People often come to mediation unprepared.
It wastes time and money.
Here are some things to consider BEFORE you show up at mediation:
1. What are the possible strengths of your case?
2. What are the possible weaknesses of your case?
Yes, all cases have strengths AND weaknesses.
Even the thinnest pancake has 2 sides.
No case is EVER a "slam-dunk".
There are always two sides to the story.
3. What has the judge done in the past in cases similar to yours?
Each case is unique -- but knowing how the judge has ruled in the past can be very helpful.
4. If you have a jury trial scheduled, how have juries in your county ruled in the past?
Remember - in family cases - juries are allowed BUT they do not make all the decisions. The law in Texas still allows judges to have input in the final outcome of the case. Talk to your attorney about this and possible outcomes BEFORE showing up at mediation.
5. To settle the case NOW, what will you do to resolve the matter today?
6. What do you think the other side would say to question #5?
Crawl in the other party's head and try to assess their best and worst day in court.
7. What is your absoute worst deal that you would accept to settle this case NOW?
8. What do you think the other side would say to question #7?
9. What is the very best outcome you can expect if you go to trial?
10. What do you think the other side would say to question #8?
In family courts, judges tend not to give either party 100% of what they ask for.

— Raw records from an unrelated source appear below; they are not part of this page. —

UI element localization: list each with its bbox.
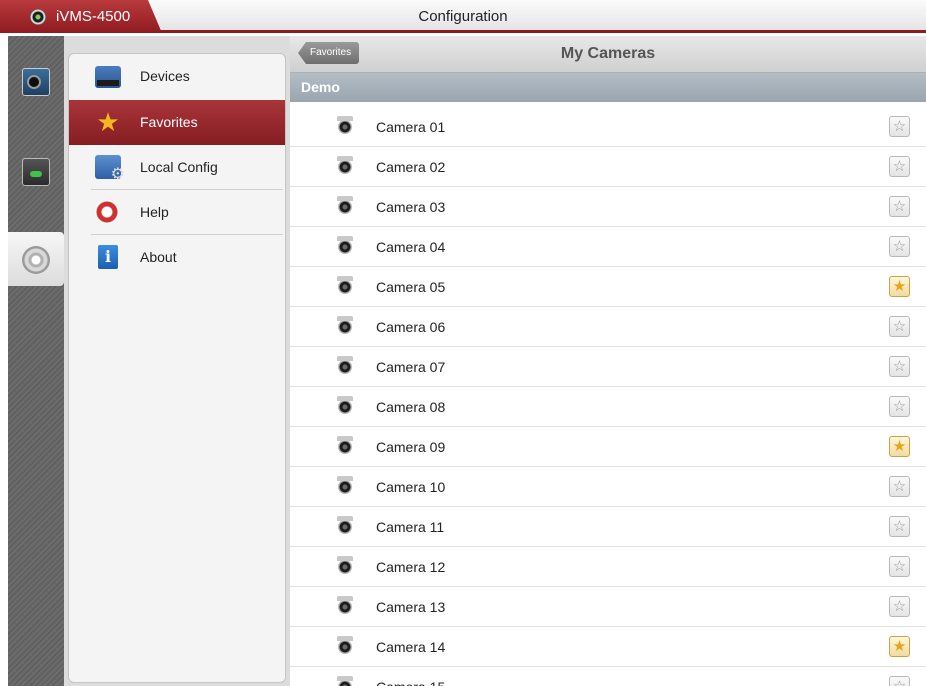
favorite-star-icon[interactable]: ☆: [889, 596, 910, 617]
camera-icon: [337, 396, 353, 414]
camera-row[interactable]: Camera 05 ★: [290, 267, 926, 307]
rail-configuration-button[interactable]: [8, 232, 64, 286]
camera-name: Camera 05: [376, 279, 446, 295]
camera-row[interactable]: Camera 01 ☆: [290, 107, 926, 147]
favorite-star-icon[interactable]: ☆: [889, 356, 910, 377]
camera-icon: [337, 676, 353, 686]
favorite-star-icon[interactable]: ☆: [889, 116, 910, 137]
camera-icon: [337, 196, 353, 214]
nav-bar: Favorites My Cameras: [290, 36, 926, 73]
favorite-star-icon[interactable]: ☆: [889, 196, 910, 217]
favorite-star-icon[interactable]: ☆: [889, 476, 910, 497]
camera-name: Camera 01: [376, 119, 446, 135]
favorite-star-icon[interactable]: ☆: [889, 156, 910, 177]
config-menu-panel: Devices ★ Favorites Local Config Help i …: [64, 36, 290, 686]
camera-name: Camera 02: [376, 159, 446, 175]
live-view-icon: [22, 68, 50, 96]
config-menu: Devices ★ Favorites Local Config Help i …: [68, 53, 286, 683]
camera-list[interactable]: Camera 01 ☆ Camera 02 ☆ Camera 03 ☆ Camera 04 ☆…: [290, 107, 926, 686]
title-bar: iVMS-4500 Configuration: [0, 0, 926, 33]
star-icon: ★: [96, 107, 120, 137]
local-config-icon: [95, 155, 125, 184]
camera-row[interactable]: Camera 14 ★: [290, 627, 926, 667]
camera-icon: [337, 436, 353, 454]
favorite-star-icon[interactable]: ★: [889, 276, 910, 297]
title-bar-accent-line: [160, 30, 926, 33]
camera-icon: [337, 316, 353, 334]
menu-item-favorites[interactable]: ★ Favorites: [69, 100, 285, 145]
page-title: My Cameras: [560, 45, 656, 62]
favorite-star-icon[interactable]: ☆: [889, 236, 910, 257]
menu-item-label: Local Config: [140, 159, 218, 175]
favorite-star-icon[interactable]: ☆: [889, 556, 910, 577]
camera-name: Camera 15: [376, 679, 445, 686]
camera-name: Camera 11: [376, 519, 445, 535]
menu-item-help[interactable]: Help: [69, 190, 285, 235]
camera-icon: [337, 596, 353, 614]
rail-playback-button[interactable]: [8, 144, 64, 200]
menu-item-label: About: [140, 249, 177, 265]
camera-row[interactable]: Camera 13 ☆: [290, 587, 926, 627]
camera-name: Camera 04: [376, 239, 446, 255]
favorite-star-icon[interactable]: ☆: [889, 396, 910, 417]
camera-row[interactable]: Camera 06 ☆: [290, 307, 926, 347]
camera-row[interactable]: Camera 07 ☆: [290, 347, 926, 387]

Most judges try to let both sides leave feeling that they "won" something.
For example, even in a really bad property division case, the judge rarely (if ever) gives 100-0 split. Most like 50-50 or 45-55 or maybe (not very often) 60-40. After 25 years, I've seen a few 90-10 but that normally only occurs when there is little community property and the 10% party has a huge separate property estate.